Personally, I see the other side of the picture.

Quinnipiac built a nice rally down the stretch but struggled for much of the season mostly because of the improved level of play among Atlantic Hockey competitors.

Even looking ahead to this weekend’s quarterfinal playoff game for the Bobcats, opponent Army looks none too inviting.

Though Quinnipiac swept the season series against the Black Knights, the final two games required third-period rallies, the first from two goals down to win in overtime and the second from a goal down late in the third to post a 4-3 win in regulation.

Needless to say, getting past this weekend won’t be the easiest task, particularly in a single-elimination format.

Outside of Quinnipiac, three other teams wrapped up home dates last weekend with the tightest finish to a season in league history.

Canisius and Mercyhurst finished tied for second, with the Griffs winning the tiebreaker over the ‘Hurst for the number-two seed. Positioning, though, wasn’t the most important thing for these two teams that easily each saved eight to 10 hours in a bus by earning the home date.

Canisius will face Bentley in the quarterfinals, a rematch of a series that took place just two weekends ago that saw the two clubs split a series in Buffalo. Canisius did win the season series but it’s impossible not to wonder if an upset could be brewing.

A season ago, it was Canisius that pulled off the first-round upset, knocking out Quinnipiac in overtime. This time the Griffs are the hunted, not the hunters, and Bentley has a little bit more experience than last year, when it relinquished a two-goal third period lead against Mercyhurst in the quarterfinals.
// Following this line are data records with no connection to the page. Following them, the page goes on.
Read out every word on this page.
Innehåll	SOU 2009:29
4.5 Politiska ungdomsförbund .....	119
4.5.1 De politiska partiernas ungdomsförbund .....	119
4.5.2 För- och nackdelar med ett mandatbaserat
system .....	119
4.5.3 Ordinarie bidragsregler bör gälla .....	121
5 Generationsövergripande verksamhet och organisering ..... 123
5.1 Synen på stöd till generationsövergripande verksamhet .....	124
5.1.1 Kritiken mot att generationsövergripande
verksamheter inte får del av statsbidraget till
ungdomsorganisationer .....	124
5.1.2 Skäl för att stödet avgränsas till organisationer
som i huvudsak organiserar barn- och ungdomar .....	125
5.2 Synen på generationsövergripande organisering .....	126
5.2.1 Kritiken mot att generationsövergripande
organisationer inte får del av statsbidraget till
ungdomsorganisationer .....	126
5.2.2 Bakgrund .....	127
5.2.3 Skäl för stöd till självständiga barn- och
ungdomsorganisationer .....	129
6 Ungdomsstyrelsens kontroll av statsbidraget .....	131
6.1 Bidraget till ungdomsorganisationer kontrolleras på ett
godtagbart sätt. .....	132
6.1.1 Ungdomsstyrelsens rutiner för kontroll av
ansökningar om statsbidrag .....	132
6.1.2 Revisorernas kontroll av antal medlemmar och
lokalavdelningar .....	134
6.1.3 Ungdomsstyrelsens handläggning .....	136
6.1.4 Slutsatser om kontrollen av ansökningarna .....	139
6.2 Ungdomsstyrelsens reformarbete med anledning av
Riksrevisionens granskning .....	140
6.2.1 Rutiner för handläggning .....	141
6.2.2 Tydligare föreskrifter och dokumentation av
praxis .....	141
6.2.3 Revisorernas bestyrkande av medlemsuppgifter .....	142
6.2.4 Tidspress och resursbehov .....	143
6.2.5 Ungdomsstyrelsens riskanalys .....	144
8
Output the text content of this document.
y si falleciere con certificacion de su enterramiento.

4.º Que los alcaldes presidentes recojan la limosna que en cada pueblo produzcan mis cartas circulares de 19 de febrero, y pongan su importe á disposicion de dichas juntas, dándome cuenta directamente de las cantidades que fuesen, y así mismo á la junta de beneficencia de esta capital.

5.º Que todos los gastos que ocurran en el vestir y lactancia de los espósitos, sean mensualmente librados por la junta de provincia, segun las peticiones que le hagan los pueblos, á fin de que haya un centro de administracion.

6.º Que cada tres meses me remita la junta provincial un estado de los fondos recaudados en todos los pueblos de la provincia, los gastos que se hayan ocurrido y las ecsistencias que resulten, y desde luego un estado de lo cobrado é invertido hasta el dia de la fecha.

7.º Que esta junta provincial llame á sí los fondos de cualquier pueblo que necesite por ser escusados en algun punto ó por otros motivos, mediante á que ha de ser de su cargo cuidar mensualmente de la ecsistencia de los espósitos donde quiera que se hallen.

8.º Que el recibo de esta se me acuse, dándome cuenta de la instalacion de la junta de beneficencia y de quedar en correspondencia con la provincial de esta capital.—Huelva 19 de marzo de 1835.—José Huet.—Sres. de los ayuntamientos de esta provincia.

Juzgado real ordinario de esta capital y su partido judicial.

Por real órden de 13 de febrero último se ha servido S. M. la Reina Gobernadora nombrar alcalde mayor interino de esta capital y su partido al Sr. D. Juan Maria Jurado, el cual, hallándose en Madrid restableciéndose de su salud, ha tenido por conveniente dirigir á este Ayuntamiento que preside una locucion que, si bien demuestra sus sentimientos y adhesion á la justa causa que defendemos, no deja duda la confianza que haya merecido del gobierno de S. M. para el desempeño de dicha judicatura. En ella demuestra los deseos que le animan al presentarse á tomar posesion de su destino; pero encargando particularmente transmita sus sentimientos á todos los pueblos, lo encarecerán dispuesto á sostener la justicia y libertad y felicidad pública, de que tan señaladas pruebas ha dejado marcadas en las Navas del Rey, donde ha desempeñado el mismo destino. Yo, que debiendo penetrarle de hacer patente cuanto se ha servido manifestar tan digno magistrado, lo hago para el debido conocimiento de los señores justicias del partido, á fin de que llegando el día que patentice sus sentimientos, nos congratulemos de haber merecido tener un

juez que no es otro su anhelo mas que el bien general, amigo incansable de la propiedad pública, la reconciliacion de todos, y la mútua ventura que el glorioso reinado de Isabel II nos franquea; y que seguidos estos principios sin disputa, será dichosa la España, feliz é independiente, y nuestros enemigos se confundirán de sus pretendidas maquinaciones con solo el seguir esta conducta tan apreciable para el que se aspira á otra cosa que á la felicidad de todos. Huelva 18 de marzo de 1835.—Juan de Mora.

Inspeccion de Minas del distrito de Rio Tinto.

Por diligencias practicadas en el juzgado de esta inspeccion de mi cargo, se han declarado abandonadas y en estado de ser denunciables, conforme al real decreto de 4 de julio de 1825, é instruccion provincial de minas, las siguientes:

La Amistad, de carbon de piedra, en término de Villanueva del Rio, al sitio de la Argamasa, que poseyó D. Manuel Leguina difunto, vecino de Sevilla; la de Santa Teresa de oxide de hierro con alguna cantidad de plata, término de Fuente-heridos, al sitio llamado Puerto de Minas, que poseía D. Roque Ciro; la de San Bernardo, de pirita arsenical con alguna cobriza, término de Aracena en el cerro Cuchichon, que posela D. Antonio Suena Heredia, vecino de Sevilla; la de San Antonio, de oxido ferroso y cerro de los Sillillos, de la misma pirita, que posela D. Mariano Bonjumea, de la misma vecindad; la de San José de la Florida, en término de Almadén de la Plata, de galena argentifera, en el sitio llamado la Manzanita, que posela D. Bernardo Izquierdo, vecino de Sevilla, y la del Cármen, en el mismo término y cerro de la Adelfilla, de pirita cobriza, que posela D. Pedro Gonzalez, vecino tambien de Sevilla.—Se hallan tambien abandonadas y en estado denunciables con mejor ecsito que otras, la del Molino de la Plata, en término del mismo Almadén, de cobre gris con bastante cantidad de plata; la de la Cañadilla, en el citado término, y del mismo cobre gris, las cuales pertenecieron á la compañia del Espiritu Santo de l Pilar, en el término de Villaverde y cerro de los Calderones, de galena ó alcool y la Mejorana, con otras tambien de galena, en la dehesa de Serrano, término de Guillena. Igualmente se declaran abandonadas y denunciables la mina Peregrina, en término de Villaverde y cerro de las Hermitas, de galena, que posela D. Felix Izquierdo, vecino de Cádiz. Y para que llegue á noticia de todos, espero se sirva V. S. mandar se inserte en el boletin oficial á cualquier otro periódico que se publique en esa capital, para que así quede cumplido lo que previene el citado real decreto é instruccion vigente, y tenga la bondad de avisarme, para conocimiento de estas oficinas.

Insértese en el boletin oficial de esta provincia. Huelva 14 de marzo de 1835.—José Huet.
Speaking of the ‘Hurst, having sat on the outside looking in for home ice a couple of weeks ago, it has to be a little more satisfying for head coach Rick Gotkin now that he’s staying at home. But bringing in UConn, a Jekyll-and-Hyde underdog, can’t leave the Lakers with easy feelings.

Similar to Canisius, Mercyhurst lost to UConn on home ice recently — three weekends ago. The Lakers rebounded the next night thanks to the goaltending of rookie Mike Ella. Since then, Ella has made every start for the ‘Hurst and his perfect 5-0-0 record propelled Mercyhurst into home ice.

The final series of the quarterfinals is probably the least expected and most intriguing matchup. In a rematch of last year’s championship game, Holy Cross will host Sacred Heart in the No. 4 vs. No. 5 game. What makes the matchup so intriguing is the fact that just a few weeks earlier both Sacred Heart and Holy Cross were potential regular-season champs.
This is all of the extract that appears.